Para eso existe la imaginación, para hacer exposiciones de temas complejos de formas digeribles, educativas y entretenidas. Por tal motivo no nos cansamos de las mismas historias, del “viaje del héroe” porque, en términos simples, aunque los detalles cambien, se trata de un recordatorio de la adaptación en nuestra vida.

Para quien no está familiarizado, o por lo menos no de forma literal, con esta estructura dramática construida por Joseph Campbell, tal esquema consiste en 12 pasos, resumidos así: el héroe tiene un objetivo, debe romper los obstáculos para cumplir dicha meta, y regresa a su lugar de origen con una enseñanza. Crece, se convierte en otro.

Los seres humanos pasamos por un viaje del héroe todo el tiempo: idealmente alcanzamos la meta deseada y, al sobrepasar los obstáculos para cumplirla, aprendemos algo de nosotros mismos.
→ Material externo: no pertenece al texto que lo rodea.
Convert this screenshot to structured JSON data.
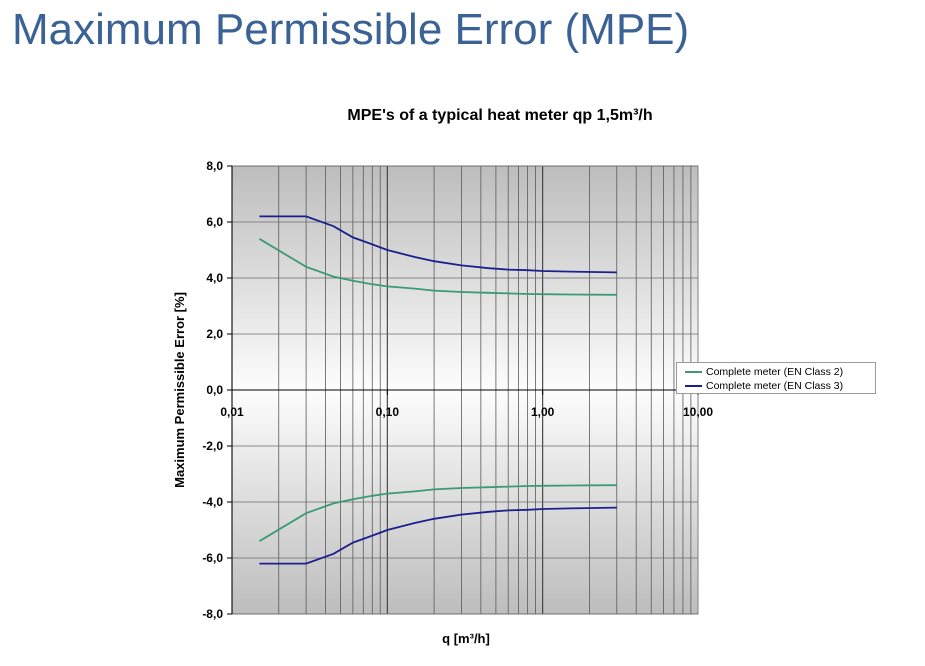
{
  "page": {
    "title": "Maximum Permissible Error (MPE)"
  },
  "chart_data": {
    "type": "line",
    "title": "MPE's of a typical heat meter qp 1,5m³/h",
    "xlabel": "q [m³/h]",
    "ylabel": "Maximum Permissible Error [%]",
    "xscale": "log",
    "xlim": [
      0.01,
      10
    ],
    "ylim": [
      -8,
      8
    ],
    "xticks": [
      0.01,
      0.1,
      1,
      10
    ],
    "xtick_labels": [
      "0,01",
      "0,10",
      "1,00",
      "10,00"
    ],
    "yticks": [
      8,
      6,
      4,
      2,
      0,
      -2,
      -4,
      -6,
      -8
    ],
    "ytick_labels": [
      "8,0",
      "6,0",
      "4,0",
      "2,0",
      "0,0",
      "-2,0",
      "-4,0",
      "-6,0",
      "-8,0"
    ],
    "grid": true,
    "legend_position": "right",
    "series": [
      {
        "name": "Complete meter (EN Class 2)",
        "color": "#3a9b74",
        "x": [
          0.015,
          0.03,
          0.045,
          0.06,
          0.08,
          0.1,
          0.15,
          0.2,
          0.3,
          0.45,
          0.6,
          0.8,
          1.0,
          1.5,
          3.0
        ],
        "upper": [
          5.4,
          4.4,
          4.05,
          3.9,
          3.78,
          3.7,
          3.62,
          3.55,
          3.5,
          3.47,
          3.45,
          3.43,
          3.42,
          3.41,
          3.4
        ],
        "lower": [
          -5.4,
          -4.4,
          -4.05,
          -3.9,
          -3.78,
          -3.7,
          -3.62,
          -3.55,
          -3.5,
          -3.47,
          -3.45,
          -3.43,
          -3.42,
          -3.41,
          -3.4
        ]
      },
      {
        "name": "Complete meter (EN Class 3)",
        "color": "#1c1f8c",
        "x": [
          0.015,
          0.03,
          0.045,
          0.06,
          0.08,
          0.1,
          0.15,
          0.2,
          0.3,
          0.45,
          0.6,
          0.8,
          1.0,
          1.5,
          3.0
        ],
        "upper": [
          6.2,
          6.2,
          5.85,
          5.45,
          5.2,
          5.0,
          4.75,
          4.6,
          4.45,
          4.35,
          4.3,
          4.28,
          4.25,
          4.23,
          4.2
        ],
        "lower": [
          -6.2,
          -6.2,
          -5.85,
          -5.45,
          -5.2,
          -5.0,
          -4.75,
          -4.6,
          -4.45,
          -4.35,
          -4.3,
          -4.28,
          -4.25,
          -4.23,
          -4.2
        ]
      }
    ]
  }
}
Este es un cuento de nunca acabar, porque, si viéramos la vida entera como un viaje del héroe, dentro de ella existirían otros más pequeños. Así, envueltos en esos, se encontrarían otros más chicos, y de esta forma sucesivamente.

Por ejemplo, la meta grande a cumplir en nuestra vida es construir una casa en Las Lomas. Para lograrlo, primero pasamos el examen de admisión de arquitectura en una universidad, terminamos la carrera, conseguimos un trabajo que nos enseñe a construir casas, ahorramos y luego, con ese dinero, construimos la casa como la quisimos. Cada paso para lograr ese objetivo final tendrá sus obstáculos, y nos hará cambiar, llevarnos algo. Quizá, a la mitad del camino, fracasemos, porque nos equivocamos de objetivo final, o nos dimos cuenta que teníamos otros intereses. Pero al final esos fueron rivales dentro de nuestro camino para conocernos.

Como siempre cambiamos, el viaje del héroe jamás termina, hasta llegar a la muerte. Mas el final, aunque no esté presente para todo mundo, será una gran historia, donde causaremos un impacto a alguien. A través de ellas nos definimos, crecemos y entendemos al otro.

Quizá todas sean distintas, pero, para trascender, queremos completar ese viaje, junto con llegar a la realización máxima.

Pues, como dijo la escritora Atwood, todos nos volvemos historias. Habrá tanto buenas como malas experiencias. De cómo las percibimos, y crecemos a partir de ellas, es de qué calidad será la nuestra para el interior, así como para el exterior.